A retired U.S. general said Thursday that the Dutch policy of allowing openly gay soldiers to serve in its military led, in part, to its failure to halt the massacre of Muslims in the Bosnian town of Srebrenica in 1995.
Immediately afterward, the Dutch ambassador to the United States issued a sharp denial.
After the collapse of the Soviet Union in 1991, "nations like Belgium, Luxembourg, the Dutch, et cetera, firmly believed there was no longer a need for an active combat capability in the militaries," John Sheehan, former supreme allied commander – Atlantic, told a Senate hearing on the "Don't Ask, Don't Tell" policy under which gays are not allowed to serve in the U.S. military openly.

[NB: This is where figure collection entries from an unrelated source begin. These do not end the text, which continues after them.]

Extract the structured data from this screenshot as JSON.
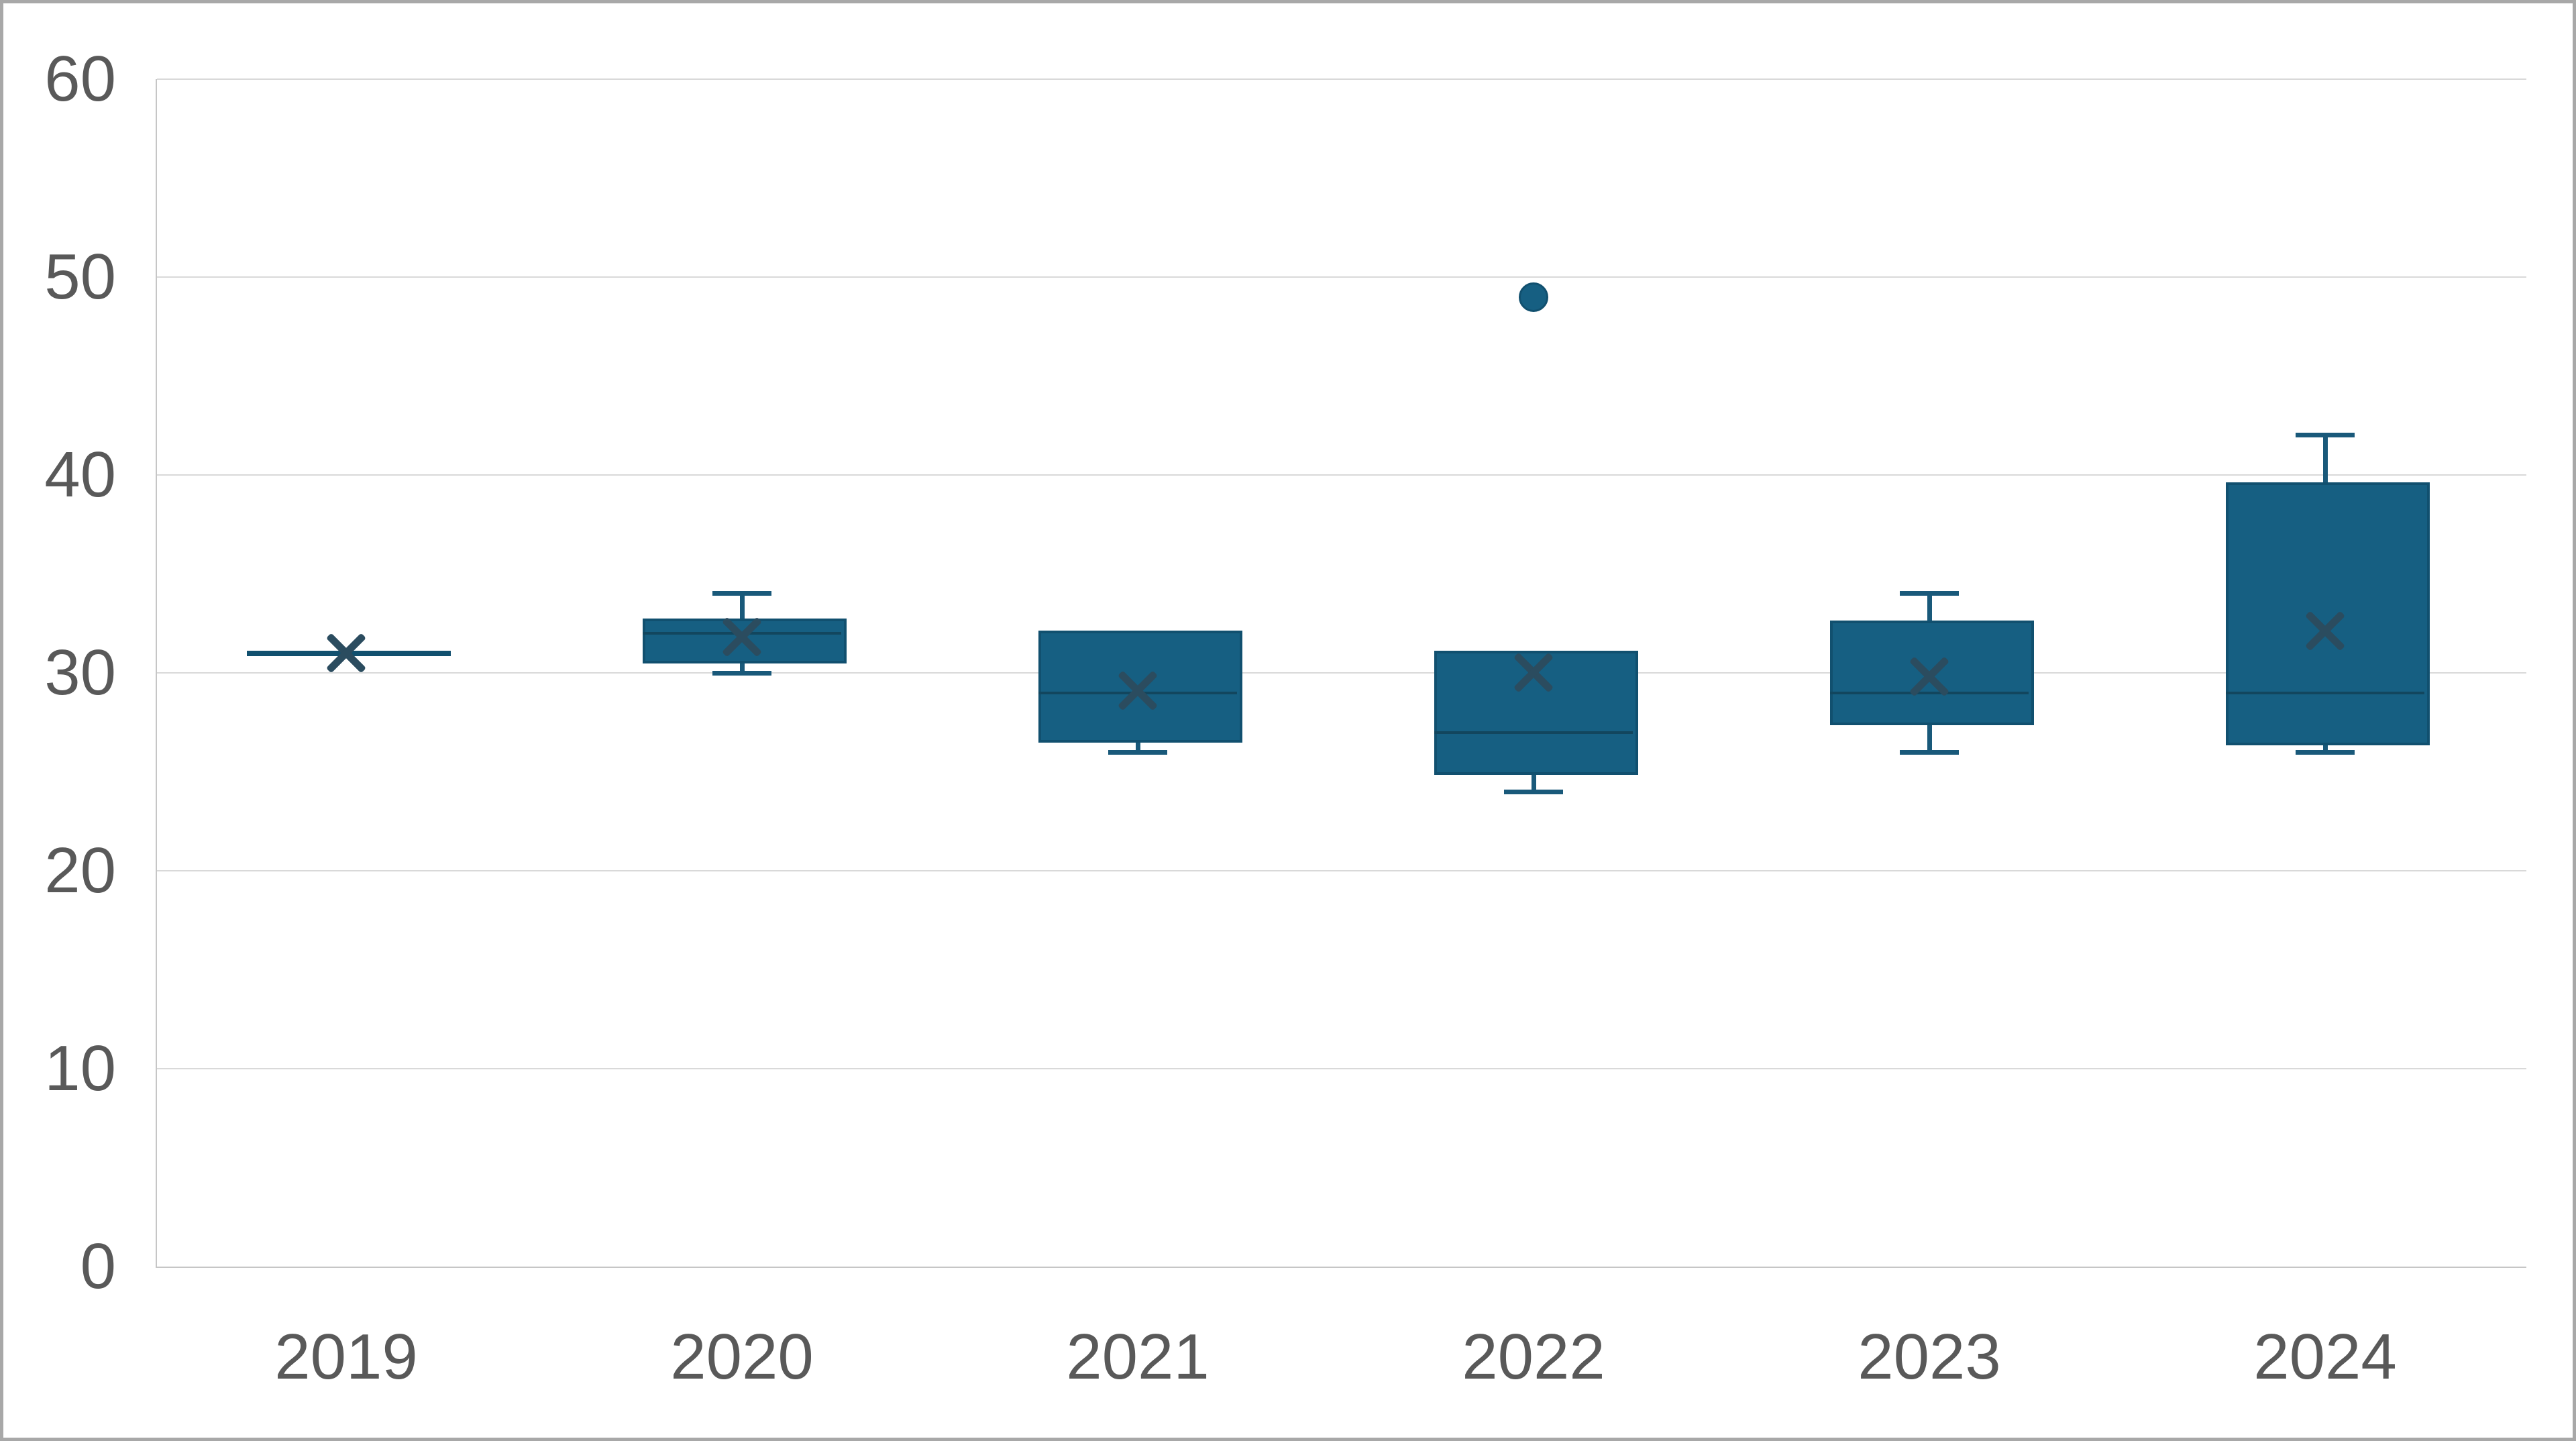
{
  "chart_data": {
    "type": "box",
    "title": "",
    "xlabel": "",
    "ylabel": "",
    "categories": [
      "2019",
      "2020",
      "2021",
      "2022",
      "2023",
      "2024"
    ],
    "series": [
      {
        "category": "2019",
        "min": 31,
        "q1": 31,
        "median": 31,
        "q3": 31,
        "max": 31,
        "mean": 31,
        "outliers": []
      },
      {
        "category": "2020",
        "min": 30,
        "q1": 30.6,
        "median": 32,
        "q3": 32.6,
        "max": 34,
        "mean": 31.8,
        "outliers": []
      },
      {
        "category": "2021",
        "min": 26,
        "q1": 26.6,
        "median": 29,
        "q3": 32,
        "max": 32,
        "mean": 29.1,
        "outliers": []
      },
      {
        "category": "2022",
        "min": 24,
        "q1": 25,
        "median": 27,
        "q3": 31,
        "max": 31,
        "mean": 30,
        "outliers": [
          49
        ]
      },
      {
        "category": "2023",
        "min": 26,
        "q1": 27.5,
        "median": 29,
        "q3": 32.5,
        "max": 34,
        "mean": 29.8,
        "outliers": []
      },
      {
        "category": "2024",
        "min": 26,
        "q1": 26.5,
        "median": 29,
        "q3": 39.5,
        "max": 42,
        "mean": 32.1,
        "outliers": []
      }
    ],
    "ylim": [
      0,
      60
    ],
    "ytick_step": 10,
    "yticks": [
      "0",
      "10",
      "20",
      "30",
      "40",
      "50",
      "60"
    ],
    "grid": true,
    "legend": false,
    "mean_marker": "x",
    "outlier_marker": "dot"
  },
  "colors": {
    "background": "#ffffff",
    "frame_border": "#a8a8a8",
    "gridline": "#d9d9d9",
    "axis_line": "#c6c6c6",
    "tick_label": "#595959",
    "box_fill": "#165f82",
    "box_border": "#11506f",
    "whisker": "#19597a",
    "median_line": "#12465e",
    "mean_marker": "#2b4c5f"
  }
}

"As a result, they declared a peace dividend and made a conscious effort to socialize their military," he said. "That includes the unionization of their militaries. It includes open homosexuality demonstrated in a series of other activities, with a focus on peacekeeping operations, because they did not believe the Germans were going to attack again or the Soviets were coming back."
"That led to a force that was ill-equipped to go to war. The case in point that I'm referring to is when the Dutch were required to defend Srebrenica against the Serbs. The battalion was under-strength, poorly led, and the Serbs came into town, handcuffed the soldiers to the telephone poles, marched the Muslims off, and executed them," Sheehan said. "That was the largest massacre in Europe since World War II."
Asked if Dutch leaders had told him that the Dutch military's performance was linked to its gay soldiers, he said, "Yes ... They included that as part of the problem."
In a written statement, the Dutch ambassador to the U.S., Renee Jones-Bos, said about Sheehan's comments, "I couldn't disagree more.
"I take pride in the fact that lesbians and gays have served openly and with distinction in the Dutch military forces for decades, including in leading operational positions, such as in Afghanistan at the moment," she said.
"The military mission of Dutch U.N. soldiers at Srebrenica has been exhaustively studied and evaluated, nationally and internationally. There is nothing in these reports that suggests any relationship between gays serving in the military and the mass murder of Bosnian Muslims."
They were referring to the incident that began on July 11 1995, when Serb forces overran the United Nations "safe zone" of Srebrenica and systematically executed men and boys while expelling the rest of the Muslim population. In all, 8,000 Bosnian Muslims were killed.